Hal yang sama kami rasakan terhadap rumah ini. Meski di sini kesibukan bertambah dibanding waktu masih di apartemen, karena ukuran rumah yang lebih besar dan aktivitas ke luar rumah juga sudah normal, tapi di sini saya tetap punya waktu setiap hari untuk bersantai dan menikmati rumah ini. Selama di sini, meski tak punya ART, saya tak pernah sesibuk seperti waktu di Palembang….

Karena saya sudah tidak bekerja kantoran lagi….hehehehe….

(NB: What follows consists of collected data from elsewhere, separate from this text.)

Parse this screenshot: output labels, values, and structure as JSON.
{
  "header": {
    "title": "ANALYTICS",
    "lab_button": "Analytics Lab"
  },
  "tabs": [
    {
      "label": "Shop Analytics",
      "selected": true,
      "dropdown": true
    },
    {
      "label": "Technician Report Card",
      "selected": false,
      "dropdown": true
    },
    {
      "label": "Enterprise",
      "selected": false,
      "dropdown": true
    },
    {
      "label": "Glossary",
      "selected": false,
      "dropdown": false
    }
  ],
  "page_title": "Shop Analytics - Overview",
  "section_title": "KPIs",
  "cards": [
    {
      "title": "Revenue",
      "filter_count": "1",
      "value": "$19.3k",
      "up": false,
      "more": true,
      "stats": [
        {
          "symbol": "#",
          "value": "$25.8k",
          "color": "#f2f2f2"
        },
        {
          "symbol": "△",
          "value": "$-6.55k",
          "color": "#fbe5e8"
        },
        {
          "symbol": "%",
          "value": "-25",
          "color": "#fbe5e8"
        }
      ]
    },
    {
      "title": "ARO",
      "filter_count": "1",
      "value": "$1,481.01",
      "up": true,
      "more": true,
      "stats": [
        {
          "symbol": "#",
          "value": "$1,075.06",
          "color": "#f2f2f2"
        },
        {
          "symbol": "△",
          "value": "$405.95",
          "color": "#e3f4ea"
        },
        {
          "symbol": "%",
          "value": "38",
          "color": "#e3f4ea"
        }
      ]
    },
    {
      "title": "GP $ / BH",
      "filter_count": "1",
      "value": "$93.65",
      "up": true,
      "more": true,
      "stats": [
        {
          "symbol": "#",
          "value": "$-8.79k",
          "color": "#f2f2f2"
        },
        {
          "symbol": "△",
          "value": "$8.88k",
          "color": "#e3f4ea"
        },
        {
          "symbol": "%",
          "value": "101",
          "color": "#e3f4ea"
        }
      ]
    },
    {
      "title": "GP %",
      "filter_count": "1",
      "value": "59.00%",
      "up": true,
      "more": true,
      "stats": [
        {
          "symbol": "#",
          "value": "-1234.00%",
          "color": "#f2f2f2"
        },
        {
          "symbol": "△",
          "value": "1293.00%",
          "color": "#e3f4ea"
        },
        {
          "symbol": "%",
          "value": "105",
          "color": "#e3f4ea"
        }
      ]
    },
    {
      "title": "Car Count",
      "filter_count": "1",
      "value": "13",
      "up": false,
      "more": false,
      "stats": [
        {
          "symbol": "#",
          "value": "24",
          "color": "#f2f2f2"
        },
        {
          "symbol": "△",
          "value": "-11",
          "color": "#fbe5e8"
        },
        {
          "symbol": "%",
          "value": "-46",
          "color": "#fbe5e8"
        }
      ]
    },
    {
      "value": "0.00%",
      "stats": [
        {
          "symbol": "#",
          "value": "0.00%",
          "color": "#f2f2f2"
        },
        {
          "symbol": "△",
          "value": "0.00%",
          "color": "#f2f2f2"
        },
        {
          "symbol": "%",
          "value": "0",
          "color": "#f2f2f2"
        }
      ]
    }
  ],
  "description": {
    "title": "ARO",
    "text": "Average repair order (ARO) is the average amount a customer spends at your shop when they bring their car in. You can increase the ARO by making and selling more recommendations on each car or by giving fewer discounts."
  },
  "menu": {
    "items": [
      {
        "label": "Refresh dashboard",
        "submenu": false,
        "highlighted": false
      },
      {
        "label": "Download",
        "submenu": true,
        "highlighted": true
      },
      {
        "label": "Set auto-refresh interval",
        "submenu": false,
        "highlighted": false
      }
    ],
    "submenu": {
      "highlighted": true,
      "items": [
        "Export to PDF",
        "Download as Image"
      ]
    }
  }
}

Leyeh-leyeh bersantai di ruang keluarga yang nyaman? Oh tentu waktunya ada untuk saya setiap hari. Bukan berarti jadi bawaannya malas-malasan sih, badan saya mah tidak bisa kalau tidak aktif, bisa-bisa migrennya kambuh 😅. Namun sesibuk-sibuknya, tetap saja jauh berkurang intensitasnya dibanding waktu masih di Palembang. Selain karena saya tidak bekerja kantoran lagi, kami tidak LDR-an lagi sehingga urusan rumah bisa di-handle bersama, anak-anak juga sudah besar-besar sehingga ada hal-hal yang dulu bagi saya wajib sekarang sudah bisa lebih santai. Contohnya untuk urusan makan. Kalau dulu keukeuh harus selalu masak sendiri karena anak-anak seleranya masih terbatas dan badan mereka juga masih lebih ringkih. Tapi sekarang mereka sudah besar, selera sudah apa saja, dan badan juga sudah lebih strong, maka urusan makan pun bisa lebih bebas. Tetap diusahakan bisa masak sendiri, tapi kalaupun tidak sempat ya tidak apa-apa, ada GoFood, ada juga katering langganan yang selalu siap menerima pesanan 😁. Hidup di rumah ini lebih santai sehingga waktu untuk saya menikmati apa yang ada di sini juga lebih tersedia, baik sendiri maupun bersama-sama.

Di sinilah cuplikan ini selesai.